870,000 Euro Lorenzo Lippi Old Master at Dorotheum
With the auction room filled to capacity, a crowd of telephone bidders drove the price for a work by Lorenzo Lippi up to 870,000 Euros at Vienna’s Dorotheum auction house.
His “Triumph of David” was created under the influence of the Roman and French reaction to Caravaggio, and as such is characterised by the masterful use of chiaroscuro effects.
It stands out for the poetic-sentimental expression on the features of its principal figures.
Only at the end of a protracted bidding battle was the painting finally knocked down to an international collector for 870,000 Euro, a top result for this artist and several times the expected price.
The rural idyll of a “Village Scene by the Well” by Josse de Momper and Jan Brueghel II. found a new owner for 389,300 Euro, while the “Allegory of Taste”, also by Jan Brueghel II went to a telephone bidder for 274,670 Euro.
Influenced by such famous figures as Leonardo, Raphael, and Michelangelo, the Florentine painter Giuliano Bugiardini, around 1510, created a strikingly modern three-quarter Portrait of a Lady.
This important recent discovery proved to be worth 329,300 Euro to the winning bidder. Another important new discovery, a portrait of probably the most famous art collector and patron in history, Emperor Rudolph II., by the hand of Martino Rota, sold for 260,300 Euro, a new world record sale for this artist.
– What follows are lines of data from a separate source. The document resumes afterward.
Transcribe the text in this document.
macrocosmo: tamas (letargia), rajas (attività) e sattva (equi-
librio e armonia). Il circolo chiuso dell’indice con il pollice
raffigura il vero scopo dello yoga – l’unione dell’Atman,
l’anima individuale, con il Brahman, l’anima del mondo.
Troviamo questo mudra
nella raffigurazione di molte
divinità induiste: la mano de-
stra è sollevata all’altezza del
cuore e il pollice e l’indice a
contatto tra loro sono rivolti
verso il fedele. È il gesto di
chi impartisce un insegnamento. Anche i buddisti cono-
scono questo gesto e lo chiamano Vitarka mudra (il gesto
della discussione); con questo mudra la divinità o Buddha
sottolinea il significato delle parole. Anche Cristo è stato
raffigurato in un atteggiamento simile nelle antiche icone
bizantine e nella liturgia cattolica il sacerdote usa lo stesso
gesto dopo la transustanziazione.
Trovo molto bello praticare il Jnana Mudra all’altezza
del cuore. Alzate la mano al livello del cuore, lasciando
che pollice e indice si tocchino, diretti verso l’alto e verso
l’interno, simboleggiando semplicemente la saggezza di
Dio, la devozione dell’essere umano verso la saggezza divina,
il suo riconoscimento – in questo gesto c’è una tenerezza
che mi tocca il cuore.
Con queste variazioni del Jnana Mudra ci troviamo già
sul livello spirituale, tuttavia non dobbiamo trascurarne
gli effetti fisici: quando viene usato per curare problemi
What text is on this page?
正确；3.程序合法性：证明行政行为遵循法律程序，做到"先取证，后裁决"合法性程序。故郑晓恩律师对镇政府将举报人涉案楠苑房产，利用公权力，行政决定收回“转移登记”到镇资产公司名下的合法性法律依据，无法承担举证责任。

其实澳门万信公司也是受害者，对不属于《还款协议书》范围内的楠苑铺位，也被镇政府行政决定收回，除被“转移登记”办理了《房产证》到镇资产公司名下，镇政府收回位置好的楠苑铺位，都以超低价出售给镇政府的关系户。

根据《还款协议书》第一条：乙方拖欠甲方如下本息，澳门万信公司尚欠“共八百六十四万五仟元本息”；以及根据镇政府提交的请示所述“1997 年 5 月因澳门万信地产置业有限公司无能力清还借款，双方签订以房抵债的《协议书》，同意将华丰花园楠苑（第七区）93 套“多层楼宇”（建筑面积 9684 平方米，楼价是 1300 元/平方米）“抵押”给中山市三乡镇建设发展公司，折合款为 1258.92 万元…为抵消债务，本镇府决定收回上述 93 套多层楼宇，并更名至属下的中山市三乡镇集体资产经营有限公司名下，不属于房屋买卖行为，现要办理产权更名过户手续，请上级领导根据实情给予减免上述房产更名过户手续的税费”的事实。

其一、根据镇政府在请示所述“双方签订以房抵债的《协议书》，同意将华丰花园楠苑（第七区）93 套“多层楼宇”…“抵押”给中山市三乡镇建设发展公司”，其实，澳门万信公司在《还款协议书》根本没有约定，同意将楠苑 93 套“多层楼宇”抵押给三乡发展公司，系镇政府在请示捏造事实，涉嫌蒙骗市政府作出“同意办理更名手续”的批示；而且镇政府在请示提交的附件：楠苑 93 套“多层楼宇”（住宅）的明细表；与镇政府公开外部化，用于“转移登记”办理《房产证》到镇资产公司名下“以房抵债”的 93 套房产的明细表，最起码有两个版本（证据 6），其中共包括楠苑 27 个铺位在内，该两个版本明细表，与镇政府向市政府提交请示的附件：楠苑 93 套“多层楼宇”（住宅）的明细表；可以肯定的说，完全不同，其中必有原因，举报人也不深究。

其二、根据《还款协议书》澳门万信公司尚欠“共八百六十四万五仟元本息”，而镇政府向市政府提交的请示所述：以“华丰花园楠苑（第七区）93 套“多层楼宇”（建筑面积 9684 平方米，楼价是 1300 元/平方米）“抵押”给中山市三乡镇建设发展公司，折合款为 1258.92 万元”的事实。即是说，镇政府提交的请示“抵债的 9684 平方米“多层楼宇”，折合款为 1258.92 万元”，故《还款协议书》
An American museum spent 202,800 Euro on Juan de Espinosa’s “Still life of fruit, vegetables, and wild fowl”, a symbolic rendition of the cycle of life.
This auction, one of Dorotheum’s most successful old master auctions to date, also featured two paintings by famous female artists, achieving 179,800 Euro for a portrait by Sofonisba Anguissola and 133,800 Euro for Angelika Kauffmann’s portrait painting.
At the auction of 19th century painting on 17th April 2012, the catalogue’s title lot met with great acclaim. The “Girl with Black Mantilla” by Friedrich von Amerling went to an North-American bidder for 156,800 Euro. Friedrich Gauermann’s “Eagles and Dying Stag on the Lakeshore” reached 145,300 Euro. A comparatively small painting also caused a disproportionate stir: No larger than a post-card, a “Landscape on the Crimea” by Archip Ivanovich Kuindzhi, one of the most important proponents of Russian Realism, was bid up to sensational 133,800 Euro.